In questi giorni mi viene spesso da pensare ad un certo modo con cui ho visto Milano, vuoi per la presenza dalle mie parti in questo periodo di vacanze di amici e parenti colà residenti, vuoi per una bella discussione avuta la settimana scorsa con un amico che nel capoluogo lombardo, se non vi é nato, vi ha per lo meno vissuto a lungo.
La prima volta che venni portato a Milano avevo poco più di due anni, come testimoniato da una fotografia di famiglia, scattata in Piazza Duomo con l'immancabile cornice di piccioni, uno in mano a mio padre, ma non posso certo ricordarne nulla.
Ricordo bene, invece, che, prima dell'età scolastica, dalla finestra di un piano ben alto posizionato in Via Santa Radegonda mi sembrava di toccare con una mano quel Duomo che mi affascinava tanto.
Quella casa non c'é più, sostituita già prima delle vicende cantate ne "Il ragazzo della Via Gluck" da un orrendo silo-parcheggio, quasi adiacente alla Galleria.
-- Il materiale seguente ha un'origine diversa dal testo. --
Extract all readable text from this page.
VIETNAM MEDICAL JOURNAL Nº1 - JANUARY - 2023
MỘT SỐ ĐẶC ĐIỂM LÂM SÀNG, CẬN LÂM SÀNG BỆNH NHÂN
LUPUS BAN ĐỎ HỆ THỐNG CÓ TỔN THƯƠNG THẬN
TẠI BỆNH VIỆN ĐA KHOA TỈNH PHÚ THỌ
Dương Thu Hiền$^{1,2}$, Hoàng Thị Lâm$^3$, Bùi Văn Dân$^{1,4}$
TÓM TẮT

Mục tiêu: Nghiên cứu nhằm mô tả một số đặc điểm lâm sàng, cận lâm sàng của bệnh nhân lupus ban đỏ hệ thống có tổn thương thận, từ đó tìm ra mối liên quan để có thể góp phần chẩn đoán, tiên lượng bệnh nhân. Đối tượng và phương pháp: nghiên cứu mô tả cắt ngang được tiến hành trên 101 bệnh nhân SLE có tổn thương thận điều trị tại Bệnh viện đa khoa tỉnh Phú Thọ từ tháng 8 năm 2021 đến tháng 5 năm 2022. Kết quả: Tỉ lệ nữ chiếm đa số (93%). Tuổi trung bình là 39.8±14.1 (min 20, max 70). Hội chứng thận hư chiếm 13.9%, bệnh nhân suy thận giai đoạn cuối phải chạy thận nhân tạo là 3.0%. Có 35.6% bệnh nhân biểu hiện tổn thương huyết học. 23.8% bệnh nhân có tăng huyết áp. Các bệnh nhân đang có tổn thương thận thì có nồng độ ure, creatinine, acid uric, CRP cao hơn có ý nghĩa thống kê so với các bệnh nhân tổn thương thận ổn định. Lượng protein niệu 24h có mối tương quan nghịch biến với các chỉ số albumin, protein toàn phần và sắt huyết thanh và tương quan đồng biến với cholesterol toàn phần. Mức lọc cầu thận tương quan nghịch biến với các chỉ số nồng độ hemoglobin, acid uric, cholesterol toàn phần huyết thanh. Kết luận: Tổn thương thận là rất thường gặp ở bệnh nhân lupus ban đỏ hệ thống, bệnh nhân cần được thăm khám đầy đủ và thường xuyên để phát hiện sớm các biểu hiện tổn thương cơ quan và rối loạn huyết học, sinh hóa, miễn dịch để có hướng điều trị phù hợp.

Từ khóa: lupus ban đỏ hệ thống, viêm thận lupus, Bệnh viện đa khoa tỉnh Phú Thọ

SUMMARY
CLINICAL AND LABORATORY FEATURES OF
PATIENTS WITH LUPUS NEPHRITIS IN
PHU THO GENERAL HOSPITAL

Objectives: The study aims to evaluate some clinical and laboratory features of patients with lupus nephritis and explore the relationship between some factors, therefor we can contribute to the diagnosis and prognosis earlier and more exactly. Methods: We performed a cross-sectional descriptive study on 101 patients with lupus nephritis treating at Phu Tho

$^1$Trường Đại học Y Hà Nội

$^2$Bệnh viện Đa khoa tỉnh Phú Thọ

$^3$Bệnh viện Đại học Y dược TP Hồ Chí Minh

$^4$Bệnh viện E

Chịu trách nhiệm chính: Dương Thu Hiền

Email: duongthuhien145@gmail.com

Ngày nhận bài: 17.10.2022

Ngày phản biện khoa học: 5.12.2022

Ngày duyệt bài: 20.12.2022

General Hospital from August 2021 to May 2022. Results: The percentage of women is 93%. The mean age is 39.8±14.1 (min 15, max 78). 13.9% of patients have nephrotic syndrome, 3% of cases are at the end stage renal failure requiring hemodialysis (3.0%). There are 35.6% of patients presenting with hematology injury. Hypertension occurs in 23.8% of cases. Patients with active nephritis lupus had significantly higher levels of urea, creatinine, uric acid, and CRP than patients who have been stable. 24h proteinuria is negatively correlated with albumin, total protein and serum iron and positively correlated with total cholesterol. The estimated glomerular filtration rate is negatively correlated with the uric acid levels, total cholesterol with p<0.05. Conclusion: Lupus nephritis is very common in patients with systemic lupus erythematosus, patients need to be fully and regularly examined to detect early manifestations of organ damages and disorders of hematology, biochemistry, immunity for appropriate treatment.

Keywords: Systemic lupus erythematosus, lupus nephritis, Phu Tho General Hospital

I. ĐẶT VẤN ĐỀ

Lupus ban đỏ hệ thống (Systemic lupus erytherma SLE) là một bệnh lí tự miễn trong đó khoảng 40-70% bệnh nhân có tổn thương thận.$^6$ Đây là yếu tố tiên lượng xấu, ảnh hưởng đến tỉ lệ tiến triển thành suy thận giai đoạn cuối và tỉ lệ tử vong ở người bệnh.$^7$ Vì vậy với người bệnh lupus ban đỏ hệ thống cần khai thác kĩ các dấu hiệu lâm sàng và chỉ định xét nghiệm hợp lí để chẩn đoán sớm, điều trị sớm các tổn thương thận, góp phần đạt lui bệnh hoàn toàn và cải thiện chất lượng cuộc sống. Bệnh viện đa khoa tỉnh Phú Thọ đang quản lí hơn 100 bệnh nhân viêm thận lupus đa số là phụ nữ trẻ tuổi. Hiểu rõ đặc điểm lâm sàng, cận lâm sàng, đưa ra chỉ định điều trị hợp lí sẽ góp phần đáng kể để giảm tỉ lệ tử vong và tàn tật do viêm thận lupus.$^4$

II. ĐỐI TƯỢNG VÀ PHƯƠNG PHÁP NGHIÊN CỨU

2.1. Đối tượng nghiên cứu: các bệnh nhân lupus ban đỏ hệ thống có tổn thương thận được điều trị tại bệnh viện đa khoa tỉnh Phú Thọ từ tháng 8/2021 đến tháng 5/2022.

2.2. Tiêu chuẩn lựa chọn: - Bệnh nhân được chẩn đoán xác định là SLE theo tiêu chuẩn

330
Ed il Duomo non mi appare oggi poi così vicino.
Non voglio ora indagare sulle demolizioni dei centri storici, né sullo sradicamento dai medesimi dei ceti popolari, argomenti molto importanti che altri hanno saputo e sanno affrontare in modo più degno del sottoscritto.
E neppure sfiorare l'intreccio di rapporti familiari ed amicali di un'altra epoca, che pur hanno creato, credo, tante belle pagine nelle storie personali di tanti italiani.
Nel mio caso, non posso certo dimenticare che quella casa fu la base di partenza, ad esempio, per le prime escursioni verso il Lago Maggiore: a Stresa un trenino su cremagliera salendo verso la cima del Mottarone riempiva di meraviglia un bambino di cinque anni.
Io di Via Santa Radegonda voglio adesso ricordare una signora, vicina di appartamento agli zii di mio padre, che a me sembrava anziana, ma che, pur parlando in dialetto stretto e per me incomprensibile, mi appare ancora, a tanti anni di distanza, dotata di una formidabile carica umana.
Ho recuperato più avanti, per via di altre frequentazioni e non solo di parentela, acquisita o meno, il senso di una pregressa diffusa bonomia popolare, composta di arguzia e di solidarietà, mai disgiunta da senso civico e da tradizionale, autentica etica del lavoro.
Mi sono formato queste convinzioni, sia ascoltando storie ambientate in Via della Spiga, quando era ancora un rione popolare, che in zona Fiera-Sempione, anche questa ormai centro urbano, ma anche vivendo per tempo di persona situazioni ambientate un po' ovunque in quella metropoli, come in Via San Marco e in zona Niguarda.
Voglio arrivare all'amara constatazione che quel sano humus popolare mi risulta largamente disperso, come, per non andare tanto lontano, pur si evince dalla lettura di innumerevoli cronache quotidiane.
Se é vero che "ricordare é conoscere", come proprio da poco ha scritto un amico nel suo blog, può darsi che il mio risulti un modesto contributo al miglioramento del clima sociale e civile del Paese.